Lucas_Werkmeister_WMDE added a comment.

  In T309445#8055711 <https://phabricator.wikimedia.org/T309445#8055711>, 
@Lucas_Werkmeister_WMDE wrote:
  
  > Also, mysteriously, the “schedule deleteTermsOfEntity” log message seems to 
be missing – not just for this merge, but in general, there are no instances of 
this message after midnight UTC yesterday/today. (The last instances before 
then were at 23:57 UTC, so the cutoff is suspiciously close to midnight – see 
Logstash of this message four hours before+after midnight 
<https://logstash.wikimedia.org/goto/74573b4a79aa0eea25c35307aface569>.)
  
  This is still happening – the “schedule deleteTermsOfEntity” log messages 
vanished starting on the 6th of July and haven’t come back since then.
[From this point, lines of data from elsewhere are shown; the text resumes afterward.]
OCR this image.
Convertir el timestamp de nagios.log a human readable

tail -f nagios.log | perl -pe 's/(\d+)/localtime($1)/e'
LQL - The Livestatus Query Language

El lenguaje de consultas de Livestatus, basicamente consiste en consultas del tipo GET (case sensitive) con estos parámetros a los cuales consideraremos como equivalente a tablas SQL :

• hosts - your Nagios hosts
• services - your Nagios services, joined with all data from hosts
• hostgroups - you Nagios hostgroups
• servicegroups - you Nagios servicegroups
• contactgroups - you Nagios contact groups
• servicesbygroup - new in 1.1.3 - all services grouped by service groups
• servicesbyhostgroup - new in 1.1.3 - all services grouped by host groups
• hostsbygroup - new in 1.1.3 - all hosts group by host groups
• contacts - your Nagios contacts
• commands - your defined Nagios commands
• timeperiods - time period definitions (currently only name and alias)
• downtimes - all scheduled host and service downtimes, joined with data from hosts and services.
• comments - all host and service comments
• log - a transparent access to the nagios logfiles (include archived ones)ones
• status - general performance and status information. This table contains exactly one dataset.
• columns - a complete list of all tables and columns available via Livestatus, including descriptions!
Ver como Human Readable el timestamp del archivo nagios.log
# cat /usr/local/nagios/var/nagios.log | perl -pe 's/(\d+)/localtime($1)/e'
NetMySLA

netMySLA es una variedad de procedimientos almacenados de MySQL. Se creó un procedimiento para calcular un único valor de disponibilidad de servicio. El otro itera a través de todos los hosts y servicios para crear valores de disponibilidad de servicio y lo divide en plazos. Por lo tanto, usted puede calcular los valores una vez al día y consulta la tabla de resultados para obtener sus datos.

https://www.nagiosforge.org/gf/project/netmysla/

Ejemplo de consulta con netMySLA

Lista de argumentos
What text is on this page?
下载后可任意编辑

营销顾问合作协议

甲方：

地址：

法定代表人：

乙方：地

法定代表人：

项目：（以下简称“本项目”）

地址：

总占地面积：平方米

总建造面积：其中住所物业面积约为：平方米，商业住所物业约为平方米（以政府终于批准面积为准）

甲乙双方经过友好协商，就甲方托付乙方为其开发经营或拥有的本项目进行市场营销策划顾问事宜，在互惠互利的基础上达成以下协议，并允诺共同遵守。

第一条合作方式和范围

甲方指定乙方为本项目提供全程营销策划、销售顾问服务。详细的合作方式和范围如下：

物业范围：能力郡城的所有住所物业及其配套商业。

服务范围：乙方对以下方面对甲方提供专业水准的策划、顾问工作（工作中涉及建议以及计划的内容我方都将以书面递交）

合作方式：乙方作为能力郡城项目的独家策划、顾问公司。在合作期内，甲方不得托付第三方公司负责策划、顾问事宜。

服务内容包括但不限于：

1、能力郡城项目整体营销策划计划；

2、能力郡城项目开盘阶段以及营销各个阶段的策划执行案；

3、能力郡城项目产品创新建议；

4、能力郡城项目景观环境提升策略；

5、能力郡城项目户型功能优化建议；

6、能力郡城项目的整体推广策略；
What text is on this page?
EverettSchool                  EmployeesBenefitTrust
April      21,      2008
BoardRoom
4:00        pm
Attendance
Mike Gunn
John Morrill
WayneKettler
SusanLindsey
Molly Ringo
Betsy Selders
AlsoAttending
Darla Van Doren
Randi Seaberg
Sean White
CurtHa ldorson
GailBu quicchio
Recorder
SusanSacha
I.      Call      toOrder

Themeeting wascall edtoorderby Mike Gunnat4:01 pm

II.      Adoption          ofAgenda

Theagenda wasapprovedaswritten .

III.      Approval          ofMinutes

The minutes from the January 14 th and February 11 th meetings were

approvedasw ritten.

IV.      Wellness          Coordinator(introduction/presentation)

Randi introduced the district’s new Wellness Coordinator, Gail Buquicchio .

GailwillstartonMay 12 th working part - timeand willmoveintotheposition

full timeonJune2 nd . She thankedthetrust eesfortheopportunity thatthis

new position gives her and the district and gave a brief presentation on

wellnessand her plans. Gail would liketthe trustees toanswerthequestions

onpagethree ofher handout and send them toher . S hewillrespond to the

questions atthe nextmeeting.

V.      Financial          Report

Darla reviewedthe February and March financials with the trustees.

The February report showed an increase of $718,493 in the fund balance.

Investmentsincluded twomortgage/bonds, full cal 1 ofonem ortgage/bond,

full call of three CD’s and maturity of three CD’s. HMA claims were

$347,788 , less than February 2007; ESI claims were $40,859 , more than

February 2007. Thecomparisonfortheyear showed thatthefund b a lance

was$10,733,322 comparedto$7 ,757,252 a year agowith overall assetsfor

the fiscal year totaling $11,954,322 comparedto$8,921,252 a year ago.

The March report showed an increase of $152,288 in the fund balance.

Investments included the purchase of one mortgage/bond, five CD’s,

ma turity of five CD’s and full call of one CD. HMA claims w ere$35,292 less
Logstash 
<https://logstash.wikimedia.org/goto/9f1c7ed1b9aebfbfa2fdd58f6c1157f1>
  F35315354: image.png <https://phabricator.wikimedia.org/F35315354>
  I don’t know what to make of this. It looks like the code still runs, in that 
redirects get their term_in_langs deleted.
  
  ---
  
  Found another merge, 3 turn 
<https://www.wikidata.org/w/index.php?title=Q3945846&diff=1675942567&oldid=850742120>.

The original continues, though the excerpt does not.